地上に出ると日は西に傾いてはいたが夕刻には少し早い時間帯だった。
「ダンジョンにいたのは6、7時間ってとこか」
「そんな感じだな。昼頃かと思ってたよ」
「ダンもそう思ってのかい?俺もなんだよ。こうしてみるとやっぱり時間が経つのが想像以上に早いな」
「つまり疲れてるってことだ」
そうして二人はそのまま一旦ヴェルスの街に戻って宿に戻るとそこの食堂で打ち合わせをする。
「正直今日の感覚だと4層、5層はいけるんじゃないかって気がしてる」
「ランクCのフロアだよな。フィールドでも倒してるしいけるんじゃないか?」
デイブの言葉にダンがそう答えるとそうなんだよなと言ってから
「なので明日で4層、5層と攻略しよう。そして疲れてなければ6層の階段を降りたあたりでキャンプして近くにいる複数体のランクCを倒してみるってのはどうだ?」
デイブの提案で行こうということになった。ダンもランクDが相手だと全く脅威に感じなかったしデイブも同じ感覚だった様だ。
そうして翌日に再び街からダンジョンに出向いて1日で4層、5層をクリアする。休息日を挟んだあと6層に降りて階段をキャンプにしてそこで遭遇するランクCの複数体も問題なく討伐した二人はその翌日1日をかけて6層を攻略する。7層になるとランクCの複数体の数が多くなりまた一部の魔獣は魔法を使ったり弓などの遠隔武器を使用してきた。この7層ではクリアに3日を使ったがそれでも途中危ない場面もなくクリアをして8層に降りたところでその日の攻略を終えた。

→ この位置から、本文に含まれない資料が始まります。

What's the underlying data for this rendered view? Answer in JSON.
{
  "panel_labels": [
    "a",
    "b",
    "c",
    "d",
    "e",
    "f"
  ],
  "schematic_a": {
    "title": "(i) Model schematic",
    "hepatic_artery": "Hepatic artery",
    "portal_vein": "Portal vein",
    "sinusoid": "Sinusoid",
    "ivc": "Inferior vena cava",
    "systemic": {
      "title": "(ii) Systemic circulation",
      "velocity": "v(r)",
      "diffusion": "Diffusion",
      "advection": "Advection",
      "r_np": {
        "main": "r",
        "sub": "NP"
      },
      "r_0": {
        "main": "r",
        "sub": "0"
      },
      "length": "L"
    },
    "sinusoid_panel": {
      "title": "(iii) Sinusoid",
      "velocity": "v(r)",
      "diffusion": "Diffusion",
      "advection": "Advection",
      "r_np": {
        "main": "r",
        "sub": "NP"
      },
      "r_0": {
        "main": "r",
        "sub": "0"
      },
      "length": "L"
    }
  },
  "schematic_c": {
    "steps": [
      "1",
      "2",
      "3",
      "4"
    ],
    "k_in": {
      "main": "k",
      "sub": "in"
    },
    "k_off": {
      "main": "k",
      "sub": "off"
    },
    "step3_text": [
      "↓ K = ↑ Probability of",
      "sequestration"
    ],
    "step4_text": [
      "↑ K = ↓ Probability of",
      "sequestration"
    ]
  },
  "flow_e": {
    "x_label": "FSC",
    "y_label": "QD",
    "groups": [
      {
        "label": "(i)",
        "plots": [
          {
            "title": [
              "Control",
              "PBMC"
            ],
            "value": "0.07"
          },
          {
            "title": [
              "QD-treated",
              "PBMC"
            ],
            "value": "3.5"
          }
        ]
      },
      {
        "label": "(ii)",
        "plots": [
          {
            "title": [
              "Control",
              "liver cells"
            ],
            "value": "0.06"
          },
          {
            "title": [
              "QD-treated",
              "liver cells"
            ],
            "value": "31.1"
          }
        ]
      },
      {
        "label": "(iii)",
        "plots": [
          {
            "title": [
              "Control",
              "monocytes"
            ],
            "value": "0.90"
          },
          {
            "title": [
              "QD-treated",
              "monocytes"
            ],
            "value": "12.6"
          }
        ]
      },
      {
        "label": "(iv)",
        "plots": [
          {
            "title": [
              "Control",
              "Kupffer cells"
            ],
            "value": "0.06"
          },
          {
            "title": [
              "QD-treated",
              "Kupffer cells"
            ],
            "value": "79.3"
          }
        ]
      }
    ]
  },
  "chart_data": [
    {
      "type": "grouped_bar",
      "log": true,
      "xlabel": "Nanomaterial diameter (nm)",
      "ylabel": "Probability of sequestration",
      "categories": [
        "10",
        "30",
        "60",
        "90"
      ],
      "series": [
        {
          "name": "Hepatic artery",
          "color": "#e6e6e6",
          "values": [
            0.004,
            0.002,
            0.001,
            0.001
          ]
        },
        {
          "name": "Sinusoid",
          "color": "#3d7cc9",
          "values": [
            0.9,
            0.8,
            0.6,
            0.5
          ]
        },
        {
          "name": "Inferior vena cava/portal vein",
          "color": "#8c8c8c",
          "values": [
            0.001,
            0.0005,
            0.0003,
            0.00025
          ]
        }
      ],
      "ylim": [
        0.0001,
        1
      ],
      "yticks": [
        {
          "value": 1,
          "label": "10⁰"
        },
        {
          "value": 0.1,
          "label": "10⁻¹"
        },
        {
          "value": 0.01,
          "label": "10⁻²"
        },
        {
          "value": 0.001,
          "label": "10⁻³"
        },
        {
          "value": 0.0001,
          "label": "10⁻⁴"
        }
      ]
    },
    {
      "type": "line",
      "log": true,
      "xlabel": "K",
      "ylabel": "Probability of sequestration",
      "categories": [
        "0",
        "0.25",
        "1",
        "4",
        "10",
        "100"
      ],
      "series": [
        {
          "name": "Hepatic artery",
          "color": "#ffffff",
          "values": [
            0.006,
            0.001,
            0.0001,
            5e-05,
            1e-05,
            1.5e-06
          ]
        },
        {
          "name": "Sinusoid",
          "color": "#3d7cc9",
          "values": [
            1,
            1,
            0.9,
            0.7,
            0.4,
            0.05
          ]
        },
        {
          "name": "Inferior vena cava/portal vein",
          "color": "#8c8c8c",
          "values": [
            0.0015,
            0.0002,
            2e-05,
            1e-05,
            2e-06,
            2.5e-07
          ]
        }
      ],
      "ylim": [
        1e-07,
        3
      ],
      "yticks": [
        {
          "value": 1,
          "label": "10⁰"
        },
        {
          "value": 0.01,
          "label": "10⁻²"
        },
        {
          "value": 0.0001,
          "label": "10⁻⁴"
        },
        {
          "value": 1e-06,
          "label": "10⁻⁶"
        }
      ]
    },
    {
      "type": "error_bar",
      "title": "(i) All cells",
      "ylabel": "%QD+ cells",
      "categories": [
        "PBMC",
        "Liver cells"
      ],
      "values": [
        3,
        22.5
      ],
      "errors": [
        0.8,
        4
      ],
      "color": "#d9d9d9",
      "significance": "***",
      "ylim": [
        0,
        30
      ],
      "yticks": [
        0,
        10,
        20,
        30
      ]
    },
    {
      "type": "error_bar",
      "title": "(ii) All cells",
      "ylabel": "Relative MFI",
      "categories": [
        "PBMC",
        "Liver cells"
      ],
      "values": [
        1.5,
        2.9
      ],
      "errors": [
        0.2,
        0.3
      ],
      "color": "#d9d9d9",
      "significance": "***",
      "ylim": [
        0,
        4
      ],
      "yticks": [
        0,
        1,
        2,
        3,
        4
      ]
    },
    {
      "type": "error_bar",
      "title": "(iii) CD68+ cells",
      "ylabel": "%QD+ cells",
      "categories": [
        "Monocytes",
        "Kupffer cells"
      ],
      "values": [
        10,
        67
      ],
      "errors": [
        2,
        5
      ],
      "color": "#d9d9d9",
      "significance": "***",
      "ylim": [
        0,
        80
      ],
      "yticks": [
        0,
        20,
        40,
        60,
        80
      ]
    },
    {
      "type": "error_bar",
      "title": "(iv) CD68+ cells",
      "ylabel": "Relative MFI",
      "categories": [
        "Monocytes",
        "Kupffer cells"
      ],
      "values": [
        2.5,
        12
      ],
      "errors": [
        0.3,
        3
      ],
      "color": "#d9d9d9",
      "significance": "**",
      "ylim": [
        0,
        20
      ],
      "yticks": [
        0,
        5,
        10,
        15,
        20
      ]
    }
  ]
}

「いよいよ8層からランクBだ。8層は単体で、9層は複数体で出てくる」
「これからが本番じゃないの。たっぷりとスキル上げができそうだよな」
常宿の食堂でそんな話をするダンとデイブ。
「今までは順調だったけどこれからはそう簡単には行かないだろう。俺達のランクより上の魔獣が相手だからな」
ビールを口に運んでグイッと飲んだグラスをテーブルに置いたデイブが言う。同じ様にビールを飲んでいるダンもグラスを手に持ったまま頷き、
「その通りだ。魔法の通りも悪くなるだろうし剣も今までの様に一振りで倒せないかもしれない。慎重に攻略した方がいいな」
二人とも自分たちの実力をしっかりと把握している。周りのランクCの連中は大抵5、6名でパーティを組んでいてもう少し難易度の高いダンジョンに挑戦しているがダンとデイブは周囲の同ランクの動向については全く気にしていなかった。
防具屋のレミーが言っていた競争じゃないという言葉を忠実に守っている。
当人たちは全く気がついていなかったが二人の実力は個人レベルではすでに同じランクの冒険者を凌駕していた。武器についても魔法についても二人でフィールドで同ランクの魔獣を相手に戦闘を重ねているうちに当人が気が付かないがスキルが上達していたのだ。